Figures collected by Plunket from Ministry of Health data and released today (subs: 5 October), show that in the four years from 1 July 1995 to 30 June 1999, 252,223 were hospitalised and 1,623 children under five years of age died because of illness.

In the five years from 1994 through to the end of 1998, 18,555 were hospitalised and 325 children died of injuries (see table attached), according to information from the Injury Prevention Research Unit, using Ministry of Health data.

“Children are not little adults. They are babies, toddlers and pre-schoolers for whom life is a huge learning curve. They look to their parents for nurturing, love and the basic essentials of life. It seems so simple, but the figures show that it isn’t. Parents and children are struggling.

“Plunket nurses, Kaiawhina and community Karitane are increasingly finding that many of the illnesses and injuries Kiwi children are suffering from stem from overcrowding in cold and damp houses and a basic lack of health and hygiene.

“There is also a lack of awareness as to the stages of development of a baby - when and how well a baby should be able to sit, crawl, walk, see and hear.

“Many newborn babies die or suffer life-long illness through the plight of their family environment, including the effects of smoking, drugs, alcohol, poor nutrition, poverty and family violence.”

Pam Murray, Plunket’s New Zealand President said in years gone by many more parents were able to rely on support and advice from their extended families than is now the case.

“Society has changed and times have changed.
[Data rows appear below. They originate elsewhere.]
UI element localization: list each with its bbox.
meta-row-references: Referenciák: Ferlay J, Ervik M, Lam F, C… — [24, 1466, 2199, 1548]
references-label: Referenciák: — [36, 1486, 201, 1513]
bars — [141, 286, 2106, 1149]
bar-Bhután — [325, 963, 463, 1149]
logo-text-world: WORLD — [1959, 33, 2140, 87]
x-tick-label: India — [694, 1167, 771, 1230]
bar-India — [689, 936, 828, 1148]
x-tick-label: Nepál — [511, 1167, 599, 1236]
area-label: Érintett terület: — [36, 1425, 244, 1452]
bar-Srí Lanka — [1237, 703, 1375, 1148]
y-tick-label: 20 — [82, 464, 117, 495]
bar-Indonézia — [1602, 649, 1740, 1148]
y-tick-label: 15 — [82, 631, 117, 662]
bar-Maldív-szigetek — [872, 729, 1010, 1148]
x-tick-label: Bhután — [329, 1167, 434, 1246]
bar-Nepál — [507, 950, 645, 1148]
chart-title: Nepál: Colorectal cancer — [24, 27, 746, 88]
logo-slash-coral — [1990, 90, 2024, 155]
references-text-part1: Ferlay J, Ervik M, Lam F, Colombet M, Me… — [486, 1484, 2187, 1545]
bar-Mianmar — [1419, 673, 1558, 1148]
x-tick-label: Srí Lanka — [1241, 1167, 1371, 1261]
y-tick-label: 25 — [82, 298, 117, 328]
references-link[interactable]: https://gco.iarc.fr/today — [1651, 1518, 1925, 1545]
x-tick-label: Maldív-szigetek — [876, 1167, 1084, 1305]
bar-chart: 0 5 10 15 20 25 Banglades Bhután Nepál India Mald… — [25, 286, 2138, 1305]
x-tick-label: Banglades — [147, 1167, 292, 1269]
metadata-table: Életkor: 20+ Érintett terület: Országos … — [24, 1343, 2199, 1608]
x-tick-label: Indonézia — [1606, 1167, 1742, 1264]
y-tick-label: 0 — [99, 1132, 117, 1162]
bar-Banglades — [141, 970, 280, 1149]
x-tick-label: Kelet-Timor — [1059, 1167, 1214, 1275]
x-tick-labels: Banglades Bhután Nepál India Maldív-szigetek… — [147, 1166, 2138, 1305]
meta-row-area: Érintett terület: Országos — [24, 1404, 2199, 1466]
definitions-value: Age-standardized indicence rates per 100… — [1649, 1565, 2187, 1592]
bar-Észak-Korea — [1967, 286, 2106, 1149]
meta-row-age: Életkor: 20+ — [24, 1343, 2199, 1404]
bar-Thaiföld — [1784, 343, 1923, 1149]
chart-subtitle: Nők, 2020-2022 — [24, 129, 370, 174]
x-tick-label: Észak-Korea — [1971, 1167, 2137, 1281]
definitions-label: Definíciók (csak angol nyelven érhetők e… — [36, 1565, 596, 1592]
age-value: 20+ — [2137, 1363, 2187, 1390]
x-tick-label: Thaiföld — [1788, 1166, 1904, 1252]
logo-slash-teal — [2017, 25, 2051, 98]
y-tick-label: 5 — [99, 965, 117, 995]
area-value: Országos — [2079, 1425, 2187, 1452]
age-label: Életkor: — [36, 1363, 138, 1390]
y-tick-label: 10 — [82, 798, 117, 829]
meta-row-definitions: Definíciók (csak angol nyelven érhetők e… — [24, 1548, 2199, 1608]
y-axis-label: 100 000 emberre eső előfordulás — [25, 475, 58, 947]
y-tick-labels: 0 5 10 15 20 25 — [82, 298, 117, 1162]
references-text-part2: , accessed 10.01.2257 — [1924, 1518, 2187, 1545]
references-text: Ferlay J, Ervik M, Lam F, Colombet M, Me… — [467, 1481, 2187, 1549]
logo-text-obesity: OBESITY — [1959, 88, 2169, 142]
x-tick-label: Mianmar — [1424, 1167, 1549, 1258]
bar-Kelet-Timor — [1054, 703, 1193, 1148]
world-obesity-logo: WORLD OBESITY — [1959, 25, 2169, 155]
Here we are, on the eve of an annual appeal, which for us has usually featured appeal envelopes with healthy, happy babies.

“But now with mounting issues and lack of funding we are saying, please, please help. This year’s house to house appeal has never been more important to the health and welfare of New Zealand children,” said Pam Murray. “We cannot risk them becoming an endangered species”.

The Plunket Annual Appeal takes place from 8 – 14 October.